A new report claims that late last year, the Federal Bureau of Investigation was investigating a possible plot by “anti-fascist activists” in the vicinity of Tijuana along the U.S.-Mexico border.
The San Diego Union-Tribune on Monday posted a story it said was based upon an FBI report, saying the Dec. 18, 2018, document was obtained by the newspaper.
The FBI report grew out of concerns that Mexican drug cartels sought to sell guns to protesters, the paper reported.
Protesters sought to “stage an armed rebellion at the border,” the FBI report said, according to the newspaper.
The document warned of “anti-fascist activists,” saying they “planned to disrupt U.S. law enforcement and military security operations at the US/Mexican border.”
The newspaper said the report was unclassified, but was meant for law enforcement eyes only.
It said the document was shared on the condition that only part of it be used because the investigation referenced within it was still ongoing.
The FBI’s report said one goal of the project was to create training camps where activists could become “community defense militias, also known as autodensas.”
“Organizers planned for the camps to be used as staging platforms from which five person units would form to train anarchists in fighting, combat, and conducting reconnaissance, and then launch to disrupt U.S. government operations along the border,” the FBI report said, according to the newspaper.
The report came with a note of caution, the newspaper noted
“This is an information report, not finally evaluated intelligence,” the report stated.
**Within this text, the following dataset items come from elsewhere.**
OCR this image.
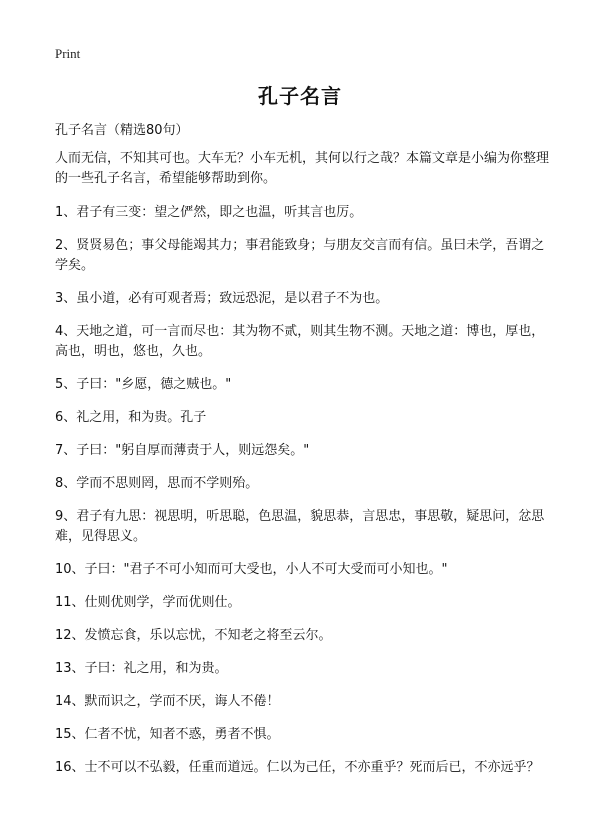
Print
孔子名言
孔子名言（精选80句）

人而无信，不知其可也。大车无？小车无机，其何以行之哉？本篇文章是小编为你整理的一些孔子名言，希望能够帮助到你。

1、君子有三变：望之俨然，即之也温，听其言也厉。

2、贤贤易色；事父母能竭其力；事君能致身；与朋友交言而有信。虽曰未学，吾谓之学矣。

3、虽小道，必有可观者焉；致远恐泥，是以君子不为也。

4、天地之道，可一言而尽也：其为物不贰，则其生物不测。天地之道：博也，厚也，高也，明也，悠也，久也。

5、子曰："乡愿，德之贼也。"

6、礼之用，和为贵。孔子

7、子曰："躬自厚而薄责于人，则远怨矣。"

8、学而不思则罔，思而不学则殆。

9、君子有九思：视思明，听思聪，色思温，貌思恭，言思忠，事思敬，疑思问，忿思难，见得思义。

10、子曰："君子不可小知而可大受也，小人不可大受而可小知也。"

11、仕则优则学，学而优则仕。

12、发愤忘食，乐以忘忧，不知老之将至云尔。

13、子曰：礼之用，和为贵。

14、默而识之，学而不厌，诲人不倦！

15、仁者不忧，知者不惑，勇者不惧。

16、士不可以不弘毅，任重而道远。仁以为己任，不亦重乎？死而后已，不亦远乎？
“Receiving agencies are requested not to take action based on this raw reporting without prior coordination with the FBI.”
Although other websites quoted the Union-Tribune report, none had independently confirmed its contents as of Tuesday evening.
The FBI is examining an alleged plot where antifascist activists “planned to disrupt U.S. law enforcement and military security operations at the US/Mexican border.”https://t.co/9YcncQj15R
— Washington Examiner (@dcexaminer) April 30, 2019
The newspaper said that two people named in the report, alleged cartel associate Ivan Riebeling and American border activist Evan Duke, both denied any connection to any possible plot.
“It doesn’t make any sense that someone from the United States would purchase guns in Mexico. And the Hondurans certainly didn’t bring money to buy guns. It doesn’t make any sense; in fact it’s extremely absurd to say the Hondurans wanted to attack the United States at the border,” Riebeling said, according to the Union-Tribune.
“I am not cartel. I don’t sell drugs. I don’t sell arms,” he said. “I’m a revolutionary. A man who believes in his ideals, and I’m going to defend Mexico.”
“The government of the United States knows perfectly well that I am not a member of any cartel. I have associates with several of the cartels, yes I do, but I am not a narco-trafficker and they know that.”
Duke also told the Union-Tribune the report was wrong and that he had no working relationship with Riebeling.
“I was warned about him when I arrived” in Tijuana, Duke told the Union-Tribune. “His name came up to me from a couple different sources to watch out for this guy.”